Publication
Towards Contextual Robots for Collaborative Manufacturing
Jose de Gea Fernandez; Dennis Mronga; Martin Günther; Sebastian Stock; Nils Niemann; Hendrik Wiese; Rohit Menon; Elsa Andrea Kirchner; Stefan Stiene
In: Valerio Ortenzi; Marco Controzzi (Hrsg.). Poster at the Workshop "Human-Robot Cooperation and Collaboration in Manipulation: Advancements and Challenges" at 2018 IEEE/RSJ International Conference on Intelligent Robots and Systems (IROS 2018). Workshop "Human-Robot Cooperation and Collaboration in Manipulation: Advancements and Challenges", located at IEEE/RSJ International Conference on Intelligent Robots and Systems (IROS 2018), October 1-5, Madrid, Spain, 2018.
Abstract
In the near future, rigid production lines will be likely complemented, if not completely replaced, with hybrid teams composed of humans and robots. Robots, in this case, that are collaborative, intelligent, being both stationary and mobile. Remarkably, hybrid teams will take over a variety of assembly operations on the same existing production lines.
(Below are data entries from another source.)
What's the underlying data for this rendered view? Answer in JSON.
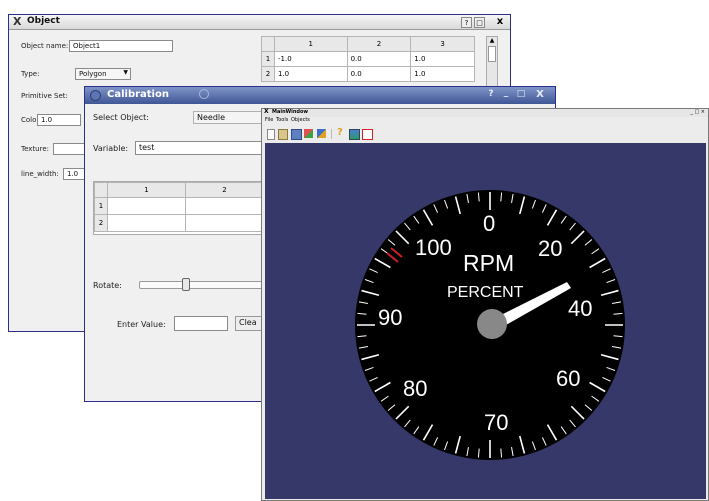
{
  "object_window": {
    "title": "Object",
    "title_buttons": [
      "?",
      "□",
      "x"
    ],
    "name_label": "Object name:",
    "name_value": "Object1",
    "type_label": "Type:",
    "type_value": "Polygon",
    "primitive_label": "Primitive Set:",
    "color_label": "Color:",
    "color_value": "1.0",
    "texture_label": "Texture:",
    "line_width_label": "line_width:",
    "line_width_value": "1.0",
    "table": {
      "columns": [
        "1",
        "2",
        "3"
      ],
      "rows": [
        {
          "header": "1",
          "cells": [
            "-1.0",
            "0.0",
            "1.0"
          ]
        },
        {
          "header": "2",
          "cells": [
            "1.0",
            "0.0",
            "1.0"
          ]
        }
      ]
    }
  },
  "calibration_window": {
    "title": "Calibration",
    "title_buttons": [
      "?",
      "_",
      "□",
      "X"
    ],
    "select_label": "Select Object:",
    "select_value": "Needle",
    "variable_label": "Variable:",
    "variable_value": "test",
    "table": {
      "columns": [
        "1",
        "2"
      ],
      "rows": [
        {
          "header": "1",
          "cells": [
            "",
            ""
          ]
        },
        {
          "header": "2",
          "cells": [
            "",
            ""
          ]
        }
      ]
    },
    "rotate_label": "Rotate:",
    "enter_value_label": "Enter Value:",
    "clear_button": "Clea"
  },
  "main_window": {
    "title": "MainWindow",
    "menu": [
      "File",
      "Tools",
      "Objects"
    ],
    "toolbar_icons": [
      "new-icon",
      "open-icon",
      "save-icon",
      "shapes-icon",
      "paint-icon",
      "help-icon",
      "picture-icon",
      "rectangle-icon"
    ],
    "gauge": {
      "unit_label": "RPM",
      "sub_label": "PERCENT",
      "scale_labels": [
        "100",
        "0",
        "20",
        "40",
        "60",
        "70",
        "80",
        "90"
      ],
      "needle_value": "40",
      "colors": {
        "background": "#353868",
        "dial": "#000000",
        "needle": "#ffffff",
        "hub": "#888888",
        "redline": "#cc2222"
      }
    }
  }
}
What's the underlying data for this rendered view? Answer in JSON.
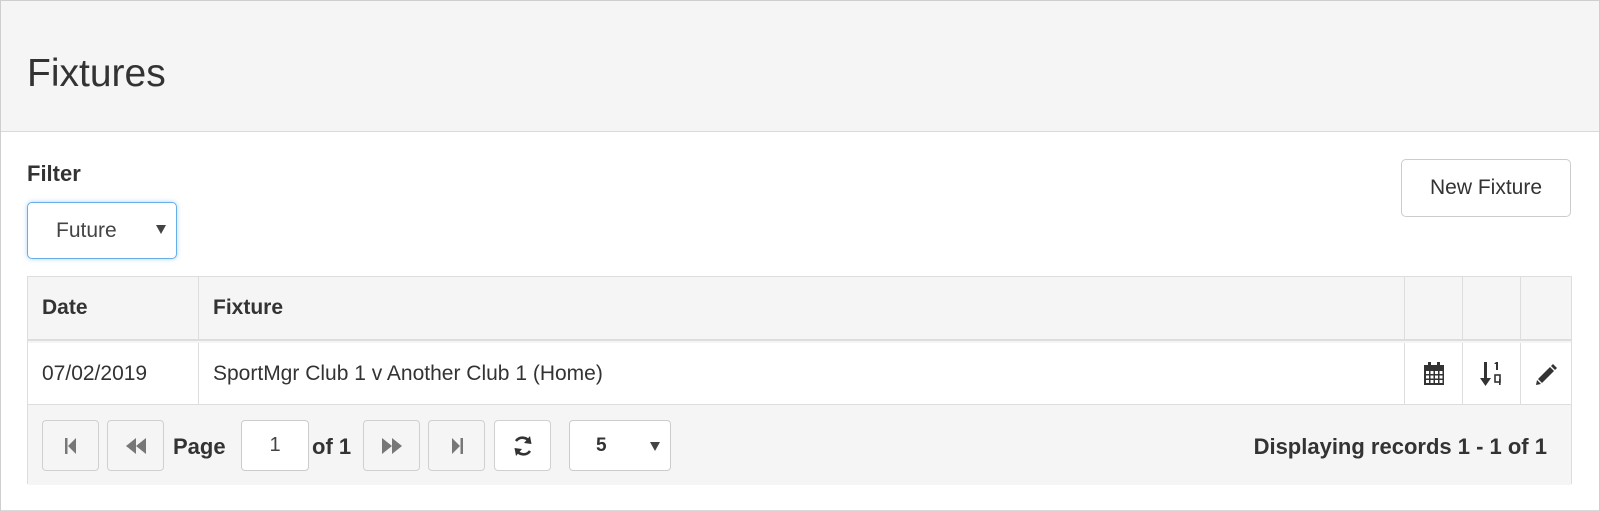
{
  "panel": {
    "title": "Fixtures"
  },
  "filter": {
    "label": "Filter",
    "selected": "Future"
  },
  "actions": {
    "new_fixture": "New Fixture"
  },
  "table": {
    "columns": [
      "Date",
      "Fixture",
      "",
      "",
      ""
    ],
    "rows": [
      {
        "date": "07/02/2019",
        "fixture": "SportMgr Club 1 v Another Club 1 (Home)",
        "icons": [
          "calendar-icon",
          "sort-numeric-icon",
          "pencil-icon"
        ]
      }
    ]
  },
  "pager": {
    "page_label": "Page",
    "page_value": "1",
    "of_label": "of 1",
    "page_size": "5",
    "displaying": "Displaying records 1 - 1 of 1",
    "icons": [
      "first-page-icon",
      "previous-page-icon",
      "next-page-icon",
      "last-page-icon",
      "refresh-icon"
    ]
  },
  "colors": {
    "focus_border": "#66afe9",
    "header_bg": "#f5f5f5",
    "border": "#dddddd"
  }
}
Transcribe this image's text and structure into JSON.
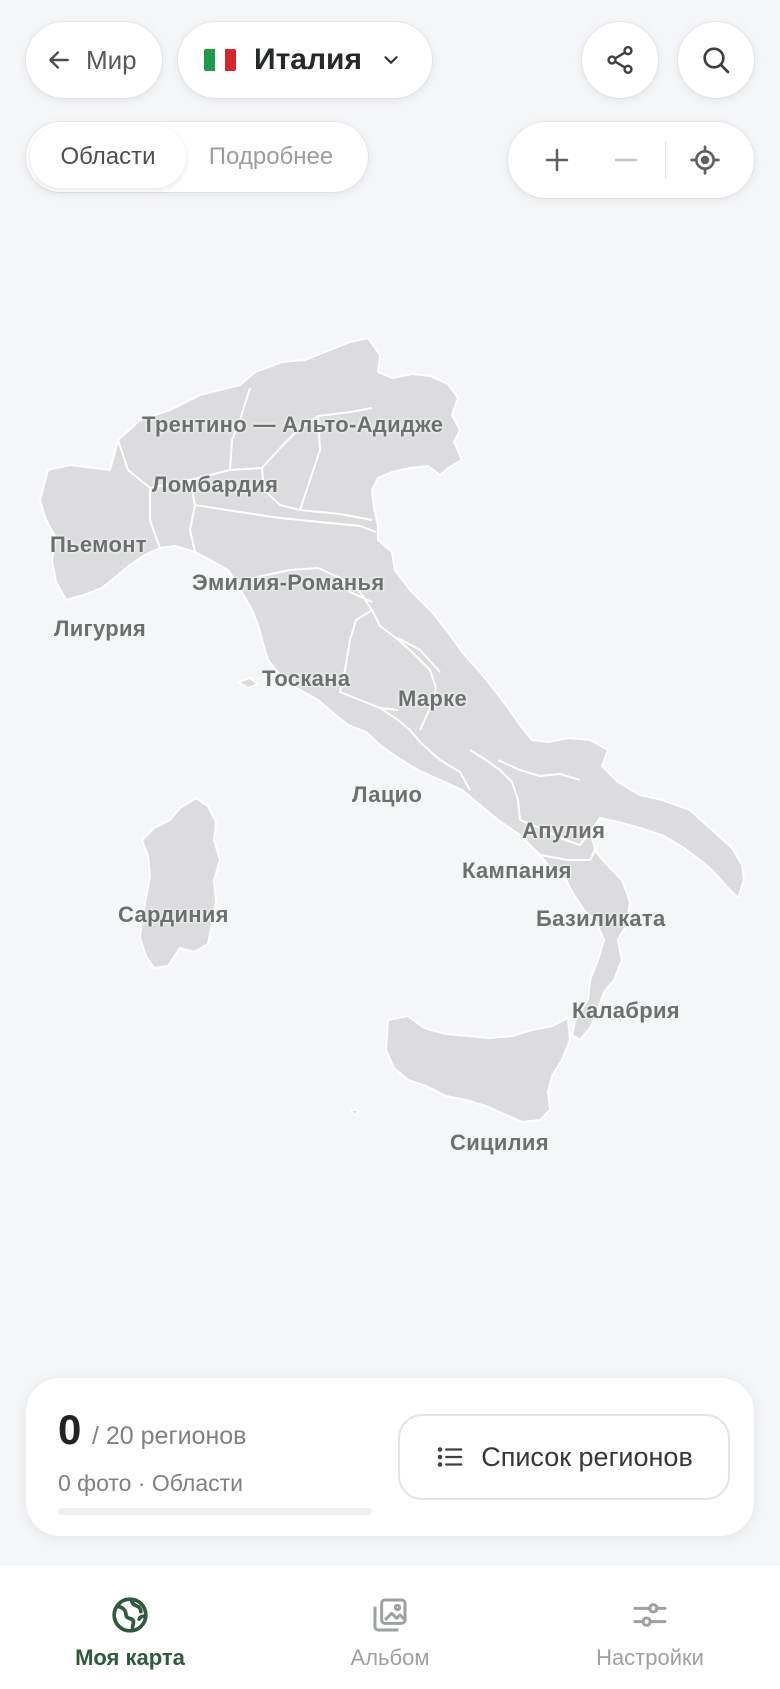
{
  "header": {
    "back_label": "Мир",
    "country": "Италия",
    "flag_colors": [
      "#1e9a49",
      "#ffffff",
      "#d3272c"
    ]
  },
  "segmented": {
    "items": [
      "Области",
      "Подробнее"
    ],
    "active": "Области"
  },
  "map": {
    "fill_color": "#dcdcde",
    "border_color": "#ffffff",
    "regions": [
      "Трентино — Альто-Адидже",
      "Ломбардия",
      "Пьемонт",
      "Эмилия-Романья",
      "Лигурия",
      "Тоскана",
      "Марке",
      "Лацио",
      "Апулия",
      "Кампания",
      "Базиликата",
      "Сардиния",
      "Калабрия",
      "Сицилия"
    ]
  },
  "summary": {
    "visited_count": "0",
    "total_text": "/ 20 регионов",
    "meta": "0 фото · Области",
    "progress_fraction": 0,
    "list_button_label": "Список регионов"
  },
  "tabs": [
    {
      "label": "Моя карта",
      "active": true
    },
    {
      "label": "Альбом",
      "active": false
    },
    {
      "label": "Настройки",
      "active": false
    }
  ],
  "colors": {
    "accent": "#2d5a3a",
    "background": "#f5f6f8"
  }
}
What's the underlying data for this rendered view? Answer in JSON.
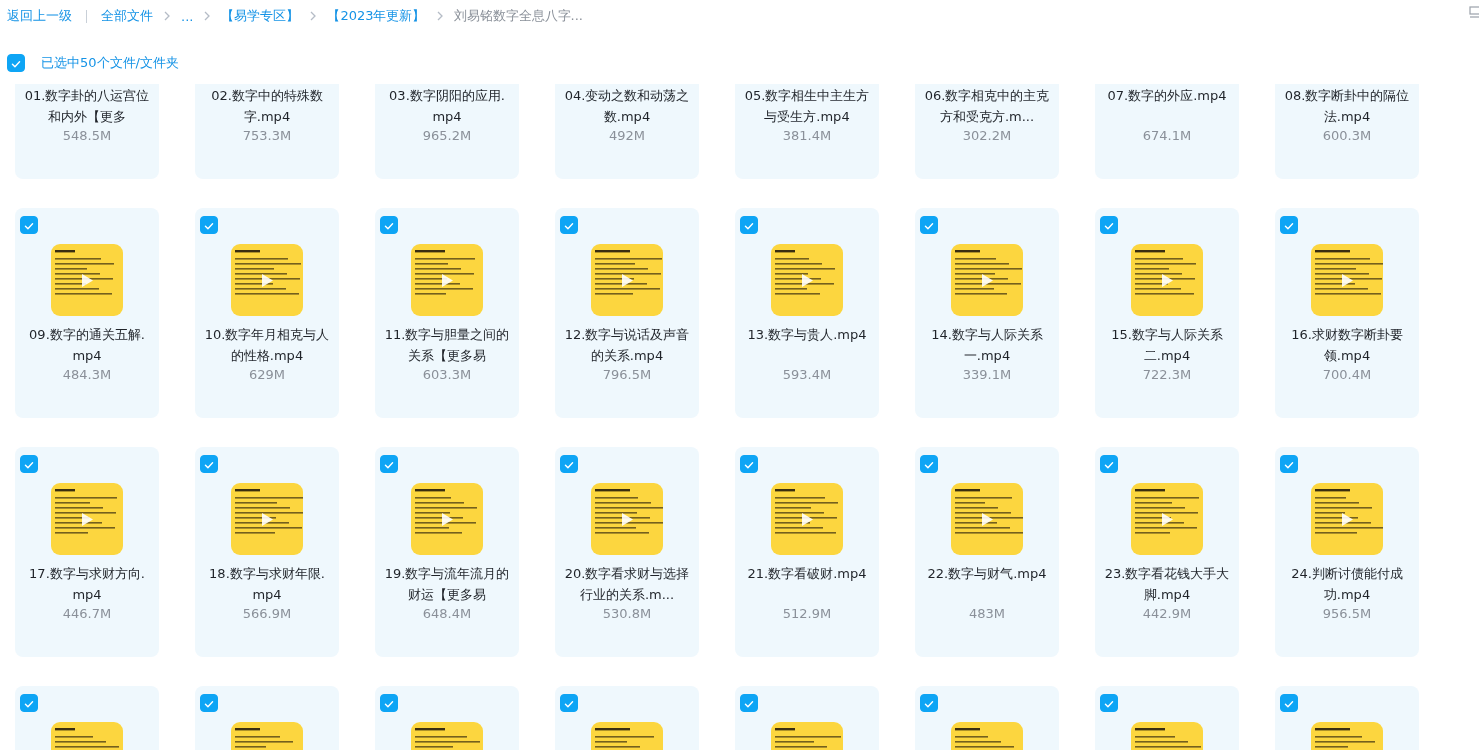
{
  "breadcrumb": {
    "back": "返回上一级",
    "items": [
      {
        "label": "全部文件",
        "current": false
      },
      {
        "label": "...",
        "current": false
      },
      {
        "label": "【易学专区】",
        "current": false
      },
      {
        "label": "【2023年更新】",
        "current": false
      },
      {
        "label": "刘易铭数字全息八字...",
        "current": true
      }
    ]
  },
  "selection": {
    "checked": true,
    "label": "已选中50个文件/文件夹"
  },
  "files": [
    {
      "name": "01.数字卦的八运宫位和内外【更多",
      "size": "548.5M"
    },
    {
      "name": "02.数字中的特殊数字.mp4",
      "size": "753.3M"
    },
    {
      "name": "03.数字阴阳的应用.mp4",
      "size": "965.2M"
    },
    {
      "name": "04.变动之数和动荡之数.mp4",
      "size": "492M"
    },
    {
      "name": "05.数字相生中主生方与受生方.mp4",
      "size": "381.4M"
    },
    {
      "name": "06.数字相克中的主克方和受克方.m...",
      "size": "302.2M"
    },
    {
      "name": "07.数字的外应.mp4",
      "size": "674.1M"
    },
    {
      "name": "08.数字断卦中的隔位法.mp4",
      "size": "600.3M"
    },
    {
      "name": "09.数字的通关五解.mp4",
      "size": "484.3M",
      "checked": true
    },
    {
      "name": "10.数字年月相克与人的性格.mp4",
      "size": "629M",
      "checked": true
    },
    {
      "name": "11.数字与胆量之间的关系【更多易",
      "size": "603.3M",
      "checked": true
    },
    {
      "name": "12.数字与说话及声音的关系.mp4",
      "size": "796.5M",
      "checked": true
    },
    {
      "name": "13.数字与贵人.mp4",
      "size": "593.4M",
      "checked": true
    },
    {
      "name": "14.数字与人际关系一.mp4",
      "size": "339.1M",
      "checked": true
    },
    {
      "name": "15.数字与人际关系二.mp4",
      "size": "722.3M",
      "checked": true
    },
    {
      "name": "16.求财数字断卦要领.mp4",
      "size": "700.4M",
      "checked": true
    },
    {
      "name": "17.数字与求财方向.mp4",
      "size": "446.7M",
      "checked": true
    },
    {
      "name": "18.数字与求财年限.mp4",
      "size": "566.9M",
      "checked": true
    },
    {
      "name": "19.数字与流年流月的财运【更多易",
      "size": "648.4M",
      "checked": true
    },
    {
      "name": "20.数字看求财与选择行业的关系.m...",
      "size": "530.8M",
      "checked": true
    },
    {
      "name": "21.数字看破财.mp4",
      "size": "512.9M",
      "checked": true
    },
    {
      "name": "22.数字与财气.mp4",
      "size": "483M",
      "checked": true
    },
    {
      "name": "23.数字看花钱大手大脚.mp4",
      "size": "442.9M",
      "checked": true
    },
    {
      "name": "24.判断讨债能付成功.mp4",
      "size": "956.5M",
      "checked": true
    },
    {
      "checked": true
    },
    {
      "checked": true
    },
    {
      "checked": true
    },
    {
      "checked": true
    },
    {
      "checked": true
    },
    {
      "checked": true
    },
    {
      "checked": true
    },
    {
      "checked": true
    }
  ]
}
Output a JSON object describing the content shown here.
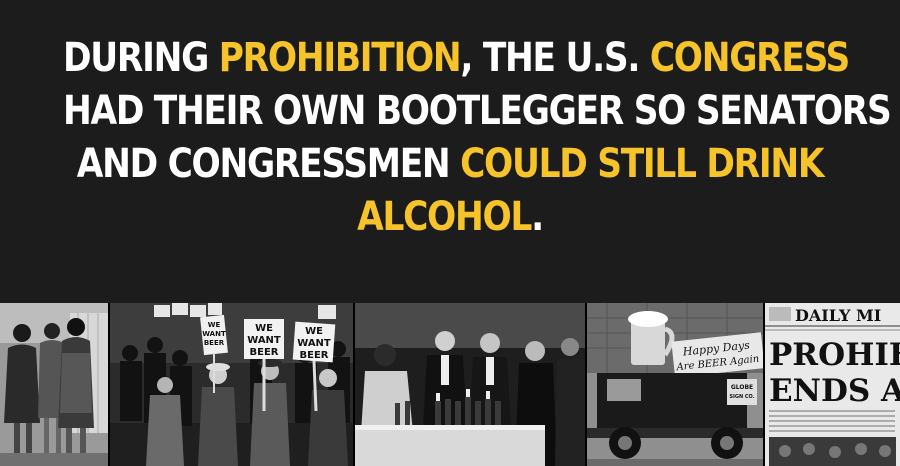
{
  "headline": {
    "lines": [
      [
        {
          "t": "DURING ",
          "hl": false
        },
        {
          "t": "PROHIBITION",
          "hl": true
        },
        {
          "t": ", THE U.S. ",
          "hl": false
        },
        {
          "t": "CONGRESS",
          "hl": true
        }
      ],
      [
        {
          "t": "HAD THEIR OWN BOOTLEGGER SO SENATORS",
          "hl": false
        }
      ],
      [
        {
          "t": "AND CONGRESSMEN ",
          "hl": false
        },
        {
          "t": "COULD STILL DRINK",
          "hl": true
        }
      ],
      [
        {
          "t": "ALCOHOL",
          "hl": true
        },
        {
          "t": ".",
          "hl": false
        }
      ]
    ]
  },
  "colors": {
    "background": "#1c1c1c",
    "text": "#ffffff",
    "highlight": "#f6c42a"
  },
  "photos": {
    "protest_sign_1": [
      "WE",
      "WANT",
      "BEER"
    ],
    "protest_sign_2": [
      "WE",
      "WANT",
      "BEER"
    ],
    "protest_sign_3": [
      "WE",
      "WANT",
      "BEER"
    ],
    "truck_banner": [
      "Happy Days",
      "Are BEER Again"
    ],
    "truck_sign": [
      "GLOBE",
      "SIGN CO."
    ],
    "newspaper_masthead": "DAILY MI",
    "newspaper_headline": [
      "PROHIB",
      "ENDS AT"
    ]
  }
}
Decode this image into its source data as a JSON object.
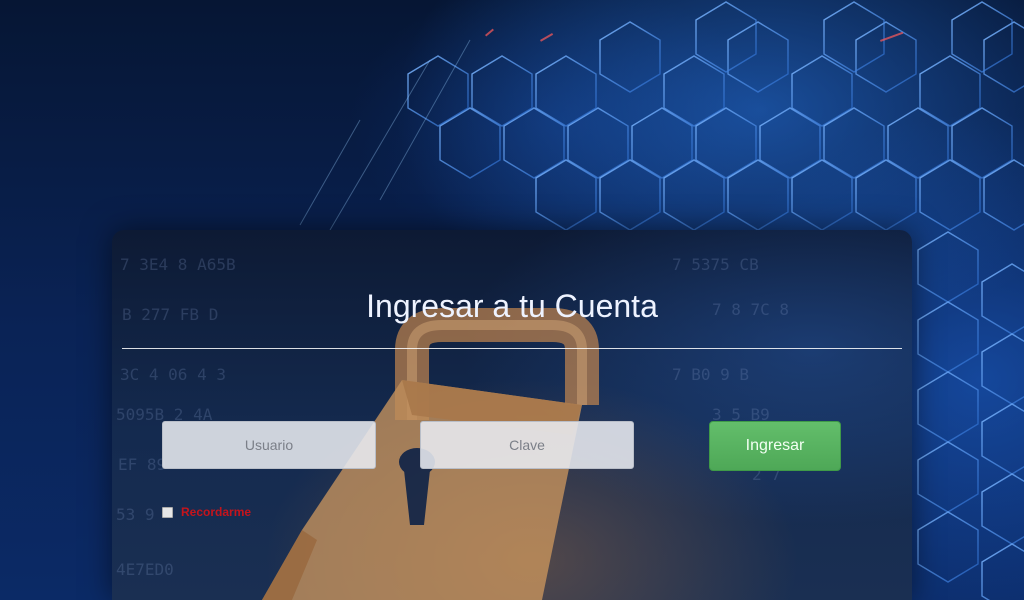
{
  "login": {
    "title": "Ingresar a tu Cuenta",
    "username_placeholder": "Usuario",
    "username_value": "",
    "password_placeholder": "Clave",
    "password_value": "",
    "submit_label": "Ingresar",
    "remember_label": "Recordarme",
    "remember_checked": false
  },
  "colors": {
    "background": "#071a3d",
    "accent_blue": "#2a7ae8",
    "button_green": "#5cb85c",
    "remember_red": "#c4141c",
    "title_text": "#eef3ff"
  },
  "icons": {
    "background_art": "padlock-icon"
  }
}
In this scenario, robots do not solely execute fully-automatized processes but instead become cooperative partners of the human worker, taking over non-ergonomic assembly operations and use contextual information to support selection of tools or adapt to ongoing certain tasks. Until now, companies had to decide in advance either for flexible but manual production processes or for highly-productive, repetitive automation with relatively low flexibility. In the future, there will be no need to decide whether a whole process needs to be fully automatized or not, but rather it will be possible to adapt specific tasks according to the skills of both the human and the robot.
The goal of the Hybr-iT project (funded by the German Federal Ministry of Education and Research (BMBF)) is the development and testing of hybrid teams composed of humans, robots and software-based assistant systems in real industrial environments. One essential component of the project is a resource-oriented architecture (ROA) acting as a middleware for the interconnection of heterogeneous cyber-physical systems and IT environments, and the hybrid teams. Another key component, subject of this paper, is a modular and robot-agnostic control software architecture which seamlessly interacts with the ROA and establishes the information flow for the control of robots in hybrid teams. Through the interplay of the ROA and the robot architecture, existing IT environments and robots should be allowed to be interconnected, so that robots receive additional and valuable information such as semantic task descriptions for hybrid teams, semantic information about the objects, current ongoing tasks and plans, location of objects and humans, to name a few. With the use of this additional contextual information and background knowledge from the IT systems, the aim is to grant robots with more flexible robot skills (such as navigation, interaction, perception or manipulation) which allow them to quickly adapt to the ongoing situation or to changing needs.